Samin Nosrat, co-founder of Pop-Up General Store and a former employee of The Daily Californian, is organizing the "Bakesale for Japan," where she and other community members will sell baked goods in at least four locations throughout the Bay Area on April 2. Nosrat, who has organized several bake sales to support victims of natural disasters - including one project that raised over $23,000 for Haiti earthquake relief last year - said she hopes to expand the bake sale to the national level and raise $100,000 for Japan.

"At the heart of it, food creates connections at a moment like this when people need it," Nosrat said. "Bringing people together with an intention to do good work is really powerful, and already in about three days, it's gotten so much momentum."

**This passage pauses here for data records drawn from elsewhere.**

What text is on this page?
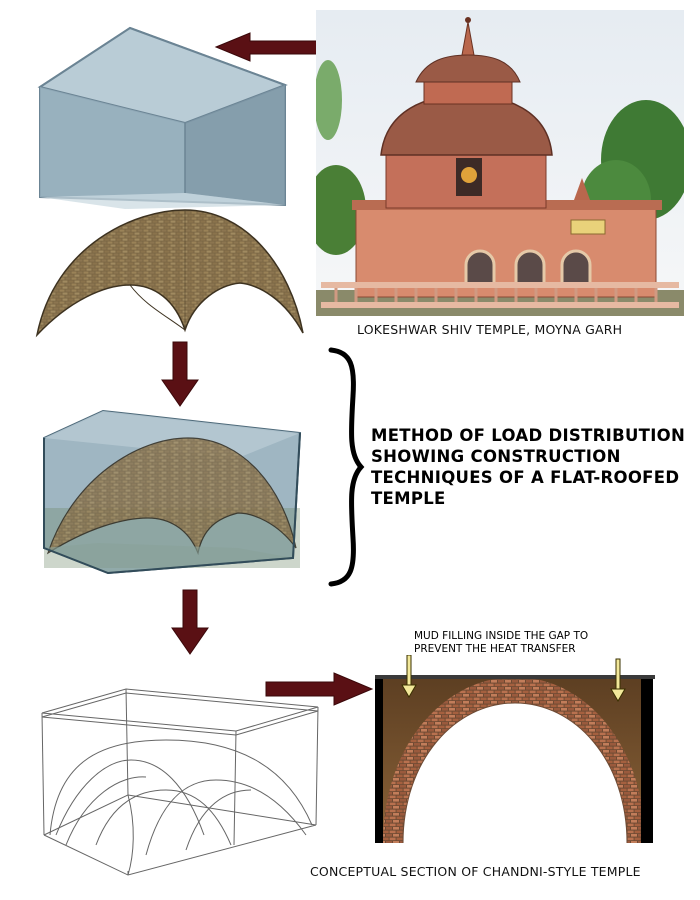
LOKESHWAR SHIV TEMPLE, MOYNA GARH
METHOD OF LOAD DISTRIBUTION
SHOWING CONSTRUCTION
TECHNIQUES OF A FLAT-ROOFED
TEMPLE
MUD FILLING INSIDE THE GAP TO
PREVENT THE HEAT TRANSFER
CONCEPTUAL SECTION OF CHANDNI-STYLE TEMPLE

Jo Medeiros, events coordinator for Saturn Cafe in Downtown Berkeley, said the cafe will charge $5 at the door for its Thursday night community arts show this week - which is usually free - and will donate all proceeds from to Doctors Without Borders.

Similarly, the club Shattuck Down Low in Downtown donated Saturday night's profits of $525 to the American Red Cross - which was chosen as the recipient by the club's guests - according to General Manager Nick White, who said the club hopes to give more of their profits to relief groups through additional nights like this.

Several student groups on campus, including the Cal Japan Club, American Red Cross at Cal and the Nikkei Student Union, are in the process of planning events to raise relief money after the campus' spring break next week, in addition to tabling on Upper Sproul Plaza for donations.

At a Cal Japan Club meeting Tuesday, members discussed the possibility of hosting an event in the Unit 2 courtyard.

"Selling food is our main idea right now," said Hazuki Inoue, club president. "We would like to invite student groups who can sell something and performance groups to attract people to come."

Both the Red Cross at Cal and the Cal Origami Club are also planning to independently make 1,000 paper cranes, a Japanese tradition and symbol of hope - to show their support and solidarity for the victims.